Warren, you raised two good questions, each with its own line of discussion. Here’s the first, and I’ll respond to the second question with a separate post under this same topic.
Yes, that takes place at what I call the Planning level. My introspective investigation indicates to me that planning is a trial of different sequences of controlled perceptions, the control of one providing necessary preconditions to bring the next under control. It can involve the building of a new sequence, looking in memory and in the environment for preconditions for controlling the final outcome (necessary or possible prior CVs on the way to it) and looking in memory and in the environment for means of controlling those preconditions.

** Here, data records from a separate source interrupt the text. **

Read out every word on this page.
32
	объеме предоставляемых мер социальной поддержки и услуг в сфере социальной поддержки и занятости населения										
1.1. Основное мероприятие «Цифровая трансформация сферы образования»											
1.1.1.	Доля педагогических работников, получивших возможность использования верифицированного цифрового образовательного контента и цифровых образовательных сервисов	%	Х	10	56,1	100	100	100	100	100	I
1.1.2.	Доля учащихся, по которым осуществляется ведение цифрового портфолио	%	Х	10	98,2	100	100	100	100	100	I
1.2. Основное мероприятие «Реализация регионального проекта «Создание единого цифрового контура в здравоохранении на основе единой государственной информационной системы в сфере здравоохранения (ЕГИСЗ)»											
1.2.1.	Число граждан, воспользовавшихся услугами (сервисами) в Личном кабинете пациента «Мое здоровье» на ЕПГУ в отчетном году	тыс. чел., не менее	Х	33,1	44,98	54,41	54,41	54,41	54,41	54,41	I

As I understand it, Sequences that are repeatedly successful are remembered as routines, ‘habits’, familiar routes: when perception x is controlled branch from that perceptual input function go to every higher-level perceptual input which has made use of it in the past, but this branch of the perceptual signal has no effect if the perception to which it is input is not currently being controlled. By Hebbian learning, this is an important structural form of memory (immanent in the branching structure of the hierarchy).
(I call it the Planning level because the notion of a Program level is an analogy to the Boolean logic of computer programming, which derives from and is dependent upon language).
Your question above sounds like you agree with what I was proposing: that the ‘reorganization’ experienced in MoL is (or may often be) of this sort.
To the extent that this may be so, the dilemmas of internal conflict may often be pairs of controlled sequences which intersect by each having the same controlled perception y as part of the sequence, except at different values. Or they may each be closed through the same perceived aspect(s) of the environment as means of control (the same atenfel), but the atenfel must be in a different state (happenstance or controlled by oneself or by others) depending on which sequence is to be controlled: for example, a door must be open if you are to control one sequence to work and closed if you are to control the other.
But the trial and error which responds to intrinsic error is not a trial of different sequences. According to Bill’s model of the reorganization system, reorganization of the control hierarchy in the nervous system is done by nerve cells making and breaking synapses, extending and retracting axons and dendrites.
This can occur at other levels. Learning to play a musical instrument involves reorganization all the way down to input and output intensities. That’s Hebbian learning, I think, and not instigated by intrinsic error–although the repeated exercise does cause changes in the intercellular chemical environment which may be similar to the chemical changes that I postulate are the intercellular expression of intrinsic error which causes reorganization.